One of the commenters unversed in etymology had the following to say:
Is it just me or has no one ever noticed that dias for day is the feminine form of dios = god? Day is therefore a goddess, which makes sense if your ancestors were sun worshippers or alike. If one knows the Spanish language it would seem they would notice this.
They didn't notice it because it isn't true. The words "day" and "deity" don't come from the same source; any apparent similarity is a mere coincidence. Since they're cognate to "dias" and "dios" respectively, we can discuss the English words and still have something to say about the Spanish versions.

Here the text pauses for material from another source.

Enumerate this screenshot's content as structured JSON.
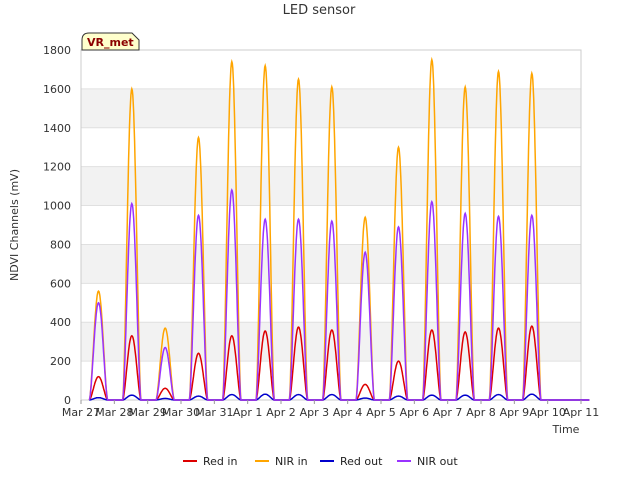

"Day" probably comes to us from the Indo-European "agh-". (How did the "d-" get shoved onto the beginning? Hard to say: some think that the actual source is instead "dheighw-", "to warm".) It's tempting to assume that Latin "dies" (about which more below) comes into play somehow, but the OED is adamant on this point: there is absolutely no etymological relationship whatever between the two. At any rate, from the IE source, whichever it be, we get not only "day" but "dawn", and also, enchantingly, "daisy", a contraction of "day's eye".
"Deity", on the other hand, is definitively from IE "deiw-", "to shine". This also leads, sensibly enough, to "divinity", French "adieu", and Latin "dies", which means "day" and shows up in such occasionally seen phrases as "carpe diem", "seize the day", and "dies irae", "the day of wrath".
The French version of "day" is "jour", as in "soupe du jour", "soup of the day". From the Latin and French versions, we get, among other things, the paired words "diary" and "journal" in which you record the day's events; "dial", which denotes the hours of the day; "journey", originally a day's ride; and, marvelously, from "dies malus", "evil day", the word "dismal".